Filatov M V, Sheĭkina T A
Tsitologiia. 1984 Apr;26(4):450-7.
A technique has been elaborated for analyzing the kinetics of excision repair of DNA. Previously it has been shown that inhibitors of DNA synthesis (1-beta-arabinofuranosylcytosine and hydroxyurea), taken together, drastically sensibilize human cells to the killing effects of DNA damaging agents. This sensibilization was found to depend on the ability of the cells to excision repair. If the time between the action of damaging factors and the incubation of cells in the mixture of inhibitors is extended, the rate of cell death is seen diminishing, because part of the primary damages is repaired. The dependence of residual damages on the time interval between the moment of damaging and the treatment by inhibitors reflects the kinetics of repair of DNA damages in cells.

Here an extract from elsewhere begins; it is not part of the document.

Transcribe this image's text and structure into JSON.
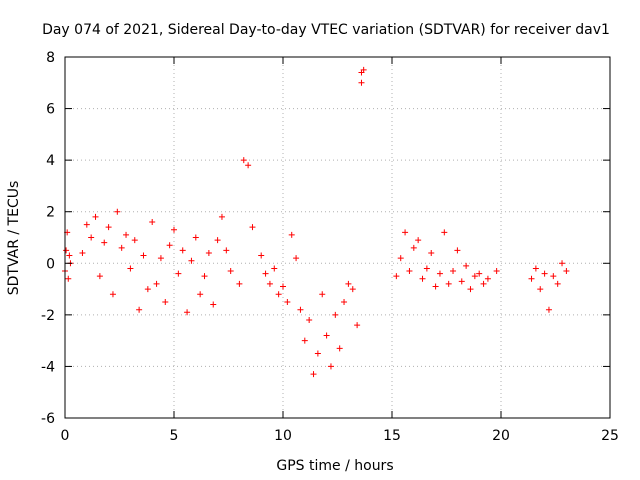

This method can be used for studying preparation at very low doses of damaging agent and even of spontaneous damages.
已精心设计出一种用于分析DNA切除修复动力学的技术。此前已表明,DNA合成抑制剂(1-β-D-阿拉伯呋喃糖基胞嘧啶和羟基脲)联合使用时,会使人类细胞对DNA损伤剂的杀伤作用极度敏感。发现这种敏感性取决于细胞的切除修复能力。如果延长损伤因素作用与细胞在抑制剂混合物中孵育之间的时间,细胞死亡率会降低,因为部分初始损伤得到了修复。残留损伤对损伤时刻与抑制剂处理之间时间间隔的依赖性反映了细胞中DNA损伤的修复动力学。该方法可用于研究极低剂量损伤剂甚至自发损伤的情况。